To clarify, THIS VIDEO IS NOT ABOUT HOW TO MAKE SPHERES, which is done like this: ua-cam.com/video/6DvWDCmbPxs/v-deo.html I am demonstrating that welding 2 flat discs does not make a sphere as some people expect, and that by altering the edges the inflation can be controllable for making more useful objects.
@@ConnorHolland Why when multi sheet solutions work well? Maybe thin the centre area of a fairly thick and soft disc to match desired elongation. Eg the 'equator' weld and the 'poles' should stay constant while the area between must stretch up and out. So, update my "thin in the centre" to thin a ring between the outside and centre.
@@getahanddownWhy when multi sheet solutions work well? Well... why not? There'a no harm in testing different things that might lead to cool discoveries and improvements.
To go from flat to spherical, I recommend learning more about origami. You were closest with the last one, but the petals need to be inverted from how they are as the cavity expands - basically the opposite of the ravioli and likely with deeper inseams. I expect you'll likely need to preform creases or otherwise weaken the metal slightly to ensure creases development where you want them. A big part of the issue you face is scale. At this size, there are a lot of forces fighting each other, especially material thickness and work hardening. Ultimately, you won't ever make a perfect sphere this way, likely for similar reasons it's so hard putting the globe on a 2D map. You can get close, but there's a reason why industry makes massive metal bouys the explosive way it does.

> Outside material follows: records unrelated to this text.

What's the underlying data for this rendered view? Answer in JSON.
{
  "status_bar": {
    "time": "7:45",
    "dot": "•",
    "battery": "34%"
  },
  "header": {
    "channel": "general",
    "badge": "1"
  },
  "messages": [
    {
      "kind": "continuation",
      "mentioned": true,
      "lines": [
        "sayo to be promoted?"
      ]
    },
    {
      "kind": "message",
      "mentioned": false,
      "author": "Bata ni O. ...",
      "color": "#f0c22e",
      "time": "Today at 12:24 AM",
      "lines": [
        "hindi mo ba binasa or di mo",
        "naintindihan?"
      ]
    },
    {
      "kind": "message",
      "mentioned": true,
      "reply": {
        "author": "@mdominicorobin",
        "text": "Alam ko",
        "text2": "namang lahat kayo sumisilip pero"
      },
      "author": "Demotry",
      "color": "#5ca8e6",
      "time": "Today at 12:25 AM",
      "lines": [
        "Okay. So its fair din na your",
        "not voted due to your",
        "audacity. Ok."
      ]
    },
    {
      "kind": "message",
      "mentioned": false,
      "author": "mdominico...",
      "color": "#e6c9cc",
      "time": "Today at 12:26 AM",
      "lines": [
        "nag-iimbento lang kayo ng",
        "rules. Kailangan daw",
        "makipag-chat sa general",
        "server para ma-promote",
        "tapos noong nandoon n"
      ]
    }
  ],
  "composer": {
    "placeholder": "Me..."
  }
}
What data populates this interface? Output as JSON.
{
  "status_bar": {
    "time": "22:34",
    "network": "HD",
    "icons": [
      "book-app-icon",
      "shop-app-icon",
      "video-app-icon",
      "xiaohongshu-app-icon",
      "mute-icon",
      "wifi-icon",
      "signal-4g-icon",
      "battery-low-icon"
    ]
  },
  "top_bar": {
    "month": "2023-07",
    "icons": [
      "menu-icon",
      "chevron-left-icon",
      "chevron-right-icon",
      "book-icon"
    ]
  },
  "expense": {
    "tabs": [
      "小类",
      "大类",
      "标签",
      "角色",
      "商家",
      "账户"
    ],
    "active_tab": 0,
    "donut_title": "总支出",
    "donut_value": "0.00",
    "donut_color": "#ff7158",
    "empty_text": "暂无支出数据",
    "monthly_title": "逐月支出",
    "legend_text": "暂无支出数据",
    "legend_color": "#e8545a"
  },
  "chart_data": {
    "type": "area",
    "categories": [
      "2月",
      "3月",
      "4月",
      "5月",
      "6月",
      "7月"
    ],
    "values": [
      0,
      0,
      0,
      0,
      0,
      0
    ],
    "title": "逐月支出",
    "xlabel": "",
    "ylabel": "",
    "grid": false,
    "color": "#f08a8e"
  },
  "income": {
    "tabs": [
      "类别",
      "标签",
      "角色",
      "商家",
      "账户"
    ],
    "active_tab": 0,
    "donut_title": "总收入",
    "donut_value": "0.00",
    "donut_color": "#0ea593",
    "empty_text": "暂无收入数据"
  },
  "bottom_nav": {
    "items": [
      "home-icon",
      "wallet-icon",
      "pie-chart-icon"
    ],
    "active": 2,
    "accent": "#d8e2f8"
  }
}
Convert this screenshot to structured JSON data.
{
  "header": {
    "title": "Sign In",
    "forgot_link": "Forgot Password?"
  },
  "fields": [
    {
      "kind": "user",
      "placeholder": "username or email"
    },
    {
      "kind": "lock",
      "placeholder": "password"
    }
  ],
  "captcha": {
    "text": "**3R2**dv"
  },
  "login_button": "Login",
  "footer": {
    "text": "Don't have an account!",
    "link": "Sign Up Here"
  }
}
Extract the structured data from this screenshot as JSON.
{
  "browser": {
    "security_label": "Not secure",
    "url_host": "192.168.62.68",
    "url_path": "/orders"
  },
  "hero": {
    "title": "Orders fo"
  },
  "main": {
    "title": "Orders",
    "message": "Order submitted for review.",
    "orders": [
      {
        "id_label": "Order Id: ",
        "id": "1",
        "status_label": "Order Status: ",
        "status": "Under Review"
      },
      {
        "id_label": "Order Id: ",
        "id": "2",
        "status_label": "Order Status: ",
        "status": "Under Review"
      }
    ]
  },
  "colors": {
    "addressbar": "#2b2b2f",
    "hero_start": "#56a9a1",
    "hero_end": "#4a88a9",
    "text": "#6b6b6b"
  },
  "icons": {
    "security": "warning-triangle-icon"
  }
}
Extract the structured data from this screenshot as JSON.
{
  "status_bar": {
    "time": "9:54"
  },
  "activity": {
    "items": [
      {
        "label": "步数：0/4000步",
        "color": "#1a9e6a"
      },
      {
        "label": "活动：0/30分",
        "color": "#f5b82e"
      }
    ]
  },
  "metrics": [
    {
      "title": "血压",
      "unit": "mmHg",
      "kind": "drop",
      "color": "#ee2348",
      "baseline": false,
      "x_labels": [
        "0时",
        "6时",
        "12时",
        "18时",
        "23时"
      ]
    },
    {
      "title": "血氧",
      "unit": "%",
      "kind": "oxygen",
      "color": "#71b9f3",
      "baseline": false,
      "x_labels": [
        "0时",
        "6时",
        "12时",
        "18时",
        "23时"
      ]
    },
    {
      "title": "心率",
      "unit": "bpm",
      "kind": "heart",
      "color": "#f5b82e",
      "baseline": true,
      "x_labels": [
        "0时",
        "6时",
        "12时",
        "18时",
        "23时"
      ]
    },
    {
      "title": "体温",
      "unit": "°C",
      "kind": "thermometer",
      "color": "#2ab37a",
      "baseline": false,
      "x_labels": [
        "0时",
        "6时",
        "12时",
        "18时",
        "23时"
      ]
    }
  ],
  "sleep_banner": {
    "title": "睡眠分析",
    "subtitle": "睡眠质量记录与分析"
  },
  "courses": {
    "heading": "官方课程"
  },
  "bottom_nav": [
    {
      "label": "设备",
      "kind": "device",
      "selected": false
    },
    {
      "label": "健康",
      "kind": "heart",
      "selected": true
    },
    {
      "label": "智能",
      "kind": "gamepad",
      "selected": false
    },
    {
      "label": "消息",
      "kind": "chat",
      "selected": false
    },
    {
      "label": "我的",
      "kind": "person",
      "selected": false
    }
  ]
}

Ironically, I love the look of the first one, as a sort of hypothetical bean bag. I've seen some people do softbody/cloth deformations in blender and other physics simulations tools and then 3D printed the result; I think the one I like best is a simple sheet of cloth draped over a ball, but only the cloth is rendered, making a really cool illusion object. But recently someone did a small inflated pillow/beanbag style thing where they'd simulated a headphone case sitting on it to make a 'stand', and it got me thinking, you could hydroform a chair like those 90's inflatable vinyl ones, it'd have all the folds and wrinkles and aesthetic but be made of metal and much sturdier despite looking soft and plump.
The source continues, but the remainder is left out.